How Sanctions Actually Enrich the IRGC
The most glaring blind spot in global sanctions policy is the failure to understand criminal economics. When you declare a legal economy dead, you open the door for a massive black market.
In Iran, the IRGC controls the smuggling routes, the front companies, and the illicit oil sales to buyers willing to ignore Western edicts. When legitimate businesses are banned from trading, the IRGC steps in to run the entire parallel economy. They buy up distressed domestic assets for pennies on the dollar. They control the currency exchange hubs. They become fabulously wealthy off the premium commanded by smuggled goods.
The West essentially handed a monopoly on all foreign trade to the military wing of the Iranian state, then wondered why the regime didn't collapse.
This is not a theoretical exercise. Look at the history of modern sanctions from Iraq in the 1990s to Venezuela today. Dictators do not starve. Their generals do not miss meals. The burden of economic warfare is borne entirely by the civilian population, while the ruling elite uses the external threat to stoke nationalist sentiment and justify the brutal crushing of internal dissent.
Stop Asking the Wrong Questions
The media continuously asks whether Iran will build a nuclear bomb tomorrow or if a new treaty can fix the Middle East. These are the wrong questions. They assume that Western policy is the main variable driving Iranian behavior.
The real driver is the internal survival calculus of a highly resilient, ideological state.
If the goal of foreign policy is actual stability rather than scoring cheap domestic political points, leadership must stop relying on the illusion that the next wave of sanctions or the next fiery speech will cause the Iranian public to rise up and embrace Western values.
Accept the uncomfortable reality: the regime has a deeply entrenched, heavily armed domestic base.

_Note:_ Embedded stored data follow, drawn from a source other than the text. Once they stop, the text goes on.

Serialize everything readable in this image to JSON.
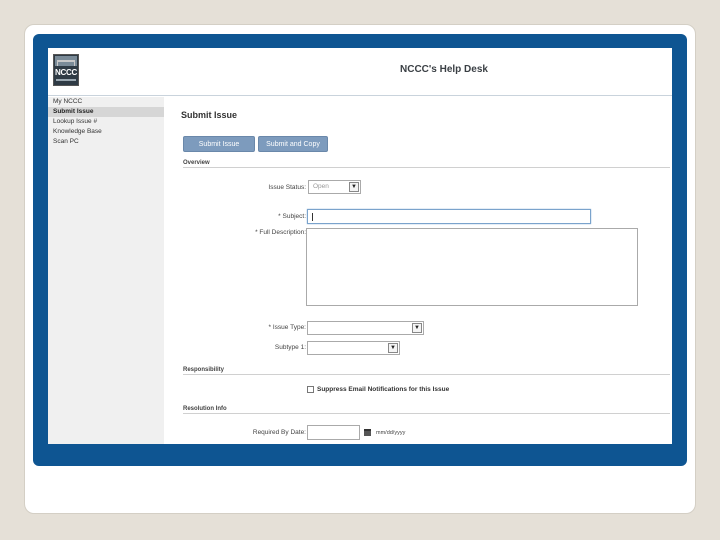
{
  "app": {
    "title": "NCCC's Help Desk",
    "logo_text": "NCCC"
  },
  "sidebar": {
    "items": [
      {
        "label": "My NCCC",
        "active": false
      },
      {
        "label": "Submit Issue",
        "active": true
      },
      {
        "label": "Lookup Issue #",
        "active": false
      },
      {
        "label": "Knowledge Base",
        "active": false
      },
      {
        "label": "Scan PC",
        "active": false
      }
    ]
  },
  "main": {
    "page_title": "Submit Issue",
    "buttons": {
      "submit": "Submit Issue",
      "submit_copy": "Submit and Copy"
    },
    "sections": {
      "overview": "Overview",
      "responsibility": "Responsibility",
      "resolution": "Resolution Info"
    },
    "fields": {
      "issue_status": {
        "label": "Issue Status:",
        "value": "Open"
      },
      "subject": {
        "label": "* Subject:",
        "value": ""
      },
      "full_description": {
        "label": "* Full Description:",
        "value": ""
      },
      "issue_type": {
        "label": "* Issue Type:",
        "value": ""
      },
      "subtype": {
        "label": "Subtype 1:",
        "value": ""
      },
      "suppress_email": {
        "label": "Suppress Email Notifications for this Issue",
        "checked": false
      },
      "required_by_date": {
        "label": "Required By Date:",
        "value": "",
        "format_hint": "mm/dd/yyyy"
      }
    }
  },
  "colors": {
    "frame": "#0e5592",
    "button": "#7d9bbd",
    "background": "#e5e0d7"
  },
  "icons": {
    "calendar": "calendar-icon",
    "dropdown": "chevron-down-icon"
  }
}
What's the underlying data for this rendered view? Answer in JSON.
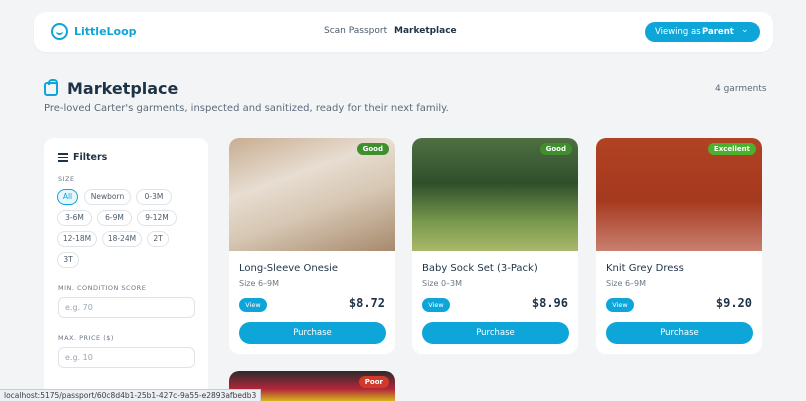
{
  "nav": {
    "brand": "LittleLoop",
    "links": [
      "Scan Passport",
      "Marketplace"
    ],
    "viewing_label": "Viewing as",
    "viewing_value": "Parent"
  },
  "header": {
    "title": "Marketplace",
    "subtitle": "Pre-loved Carter's garments, inspected and sanitized, ready for their next family.",
    "count": "4 garments"
  },
  "filters": {
    "title": "Filters",
    "size_label": "SIZE",
    "sizes": [
      "All",
      "Newborn",
      "0-3M",
      "3-6M",
      "6-9M",
      "9-12M",
      "12-18M",
      "18-24M",
      "2T",
      "3T"
    ],
    "selected_size": "All",
    "min_condition_label": "MIN. CONDITION SCORE",
    "min_condition_placeholder": "e.g. 70",
    "max_price_label": "MAX. PRICE ($)",
    "max_price_placeholder": "e.g. 10"
  },
  "products": [
    {
      "name": "Long-Sleeve Onesie",
      "size": "Size 6–9M",
      "price": "$8.72",
      "condition": "Good",
      "condition_color": "#3f8f2f",
      "view_label": "View",
      "buy_label": "Purchase"
    },
    {
      "name": "Baby Sock Set (3-Pack)",
      "size": "Size 0–3M",
      "price": "$8.96",
      "condition": "Good",
      "condition_color": "#3f8f2f",
      "view_label": "View",
      "buy_label": "Purchase"
    },
    {
      "name": "Knit Grey Dress",
      "size": "Size 6–9M",
      "price": "$9.20",
      "condition": "Excellent",
      "condition_color": "#4caf2e",
      "view_label": "View",
      "buy_label": "Purchase"
    },
    {
      "condition": "Poor",
      "condition_color": "#d13a2a"
    }
  ],
  "status_bar": "localhost:5175/passport/60c8d4b1-25b1-427c-9a55-e2893afbedb3"
}
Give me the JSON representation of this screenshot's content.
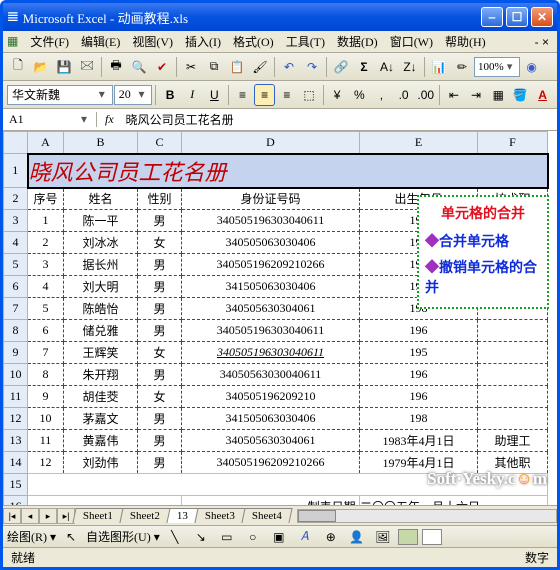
{
  "window": {
    "title": "Microsoft Excel - 动画教程.xls"
  },
  "menu": {
    "file": "文件(F)",
    "edit": "编辑(E)",
    "view": "视图(V)",
    "insert": "插入(I)",
    "format": "格式(O)",
    "tools": "工具(T)",
    "data": "数据(D)",
    "window": "窗口(W)",
    "help": "帮助(H)"
  },
  "toolbar": {
    "zoom": "100%",
    "font": "华文新魏",
    "size": "20"
  },
  "formula": {
    "cell": "A1",
    "value": "晓风公司员工花名册"
  },
  "cols": [
    "A",
    "B",
    "C",
    "D",
    "E",
    "F"
  ],
  "title_cell": "晓风公司员工花名册",
  "headers": {
    "a": "序号",
    "b": "姓名",
    "c": "性别",
    "d": "身份证号码",
    "e": "出生年月",
    "f": "技术职"
  },
  "rows": [
    {
      "n": "1",
      "name": "陈一平",
      "sex": "男",
      "id": "340505196303040611",
      "dob": "196"
    },
    {
      "n": "2",
      "name": "刘冰冰",
      "sex": "女",
      "id": "340505063030406",
      "dob": "196"
    },
    {
      "n": "3",
      "name": "据长州",
      "sex": "男",
      "id": "340505196209210266",
      "dob": "197"
    },
    {
      "n": "4",
      "name": "刘大明",
      "sex": "男",
      "id": "341505063030406",
      "dob": "196"
    },
    {
      "n": "5",
      "name": "陈皓怡",
      "sex": "男",
      "id": "340505630304061",
      "dob": "198"
    },
    {
      "n": "6",
      "name": "储兑雅",
      "sex": "男",
      "id": "340505196303040611",
      "dob": "196"
    },
    {
      "n": "7",
      "name": "王辉笑",
      "sex": "女",
      "id": "340505196303040611",
      "dob": "195"
    },
    {
      "n": "8",
      "name": "朱开翔",
      "sex": "男",
      "id": "34050563030040611",
      "dob": "196"
    },
    {
      "n": "9",
      "name": "胡佳茭",
      "sex": "女",
      "id": "340505196209210",
      "dob": "196"
    },
    {
      "n": "10",
      "name": "茅嘉文",
      "sex": "男",
      "id": "341505063030406",
      "dob": "198"
    },
    {
      "n": "11",
      "name": "黄嘉伟",
      "sex": "男",
      "id": "340505630304061",
      "dob": "1983年4月1日",
      "f": "助理工"
    },
    {
      "n": "12",
      "name": "刘劲伟",
      "sex": "男",
      "id": "340505196209210266",
      "dob": "1979年4月1日",
      "f": "其他职"
    }
  ],
  "footer": {
    "d": "制表日期:",
    "e": "二〇〇五年一月十六日"
  },
  "tabs": {
    "t1": "Sheet1",
    "t2": "Sheet2",
    "t3": "13",
    "t4": "Sheet3",
    "t5": "Sheet4"
  },
  "callout": {
    "title": "单元格的合并",
    "i1": "合并单元格",
    "i2": "撤销单元格的合并"
  },
  "draw": {
    "label": "绘图(R)",
    "auto": "自选图形(U)"
  },
  "status": {
    "l": "就绪",
    "r": "数字"
  },
  "watermark": "Soft·Yesky.c   m"
}
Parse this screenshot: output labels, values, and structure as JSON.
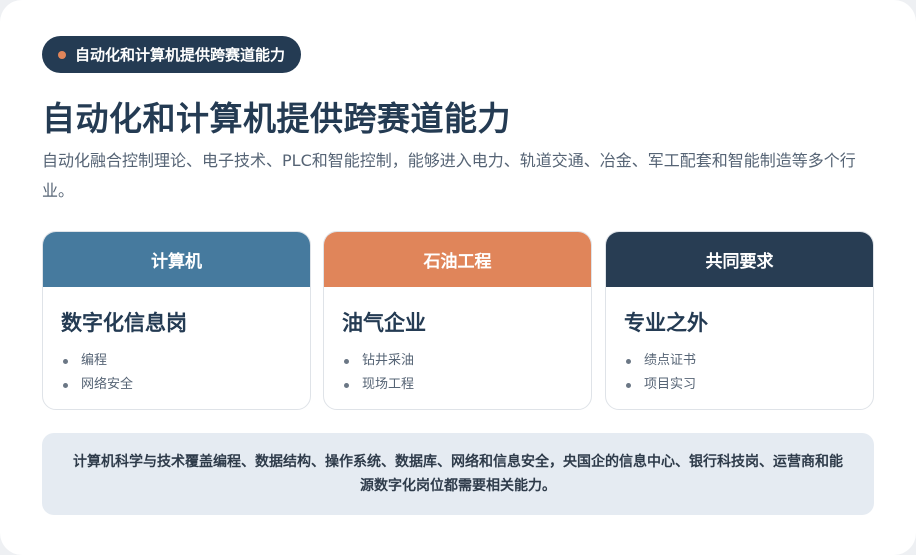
{
  "badge": {
    "label": "自动化和计算机提供跨赛道能力"
  },
  "heading": "自动化和计算机提供跨赛道能力",
  "description": "自动化融合控制理论、电子技术、PLC和智能控制，能够进入电力、轨道交通、冶金、军工配套和智能制造等多个行业。",
  "columns": [
    {
      "header": "计算机",
      "title": "数字化信息岗",
      "items": [
        "编程",
        "网络安全"
      ],
      "color": "#467a9e"
    },
    {
      "header": "石油工程",
      "title": "油气企业",
      "items": [
        "钻井采油",
        "现场工程"
      ],
      "color": "#e0855a"
    },
    {
      "header": "共同要求",
      "title": "专业之外",
      "items": [
        "绩点证书",
        "项目实习"
      ],
      "color": "#283d53"
    }
  ],
  "footer_note": "计算机科学与技术覆盖编程、数据结构、操作系统、数据库、网络和信息安全，央国企的信息中心、银行科技岗、运营商和能源数字化岗位都需要相关能力。"
}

It has built an economic model designed to thrive under isolation. Short of an all-out regional war that would devastate the global economy, the current system in Tehran is not going to vanish overnight just because a foreign leader thought everyone hated them.
Strategy requires dealing with the world as it is, not as you wish it to be. Stop expecting a collapse that data and history prove will not come. Change the strategy, or get used to losing.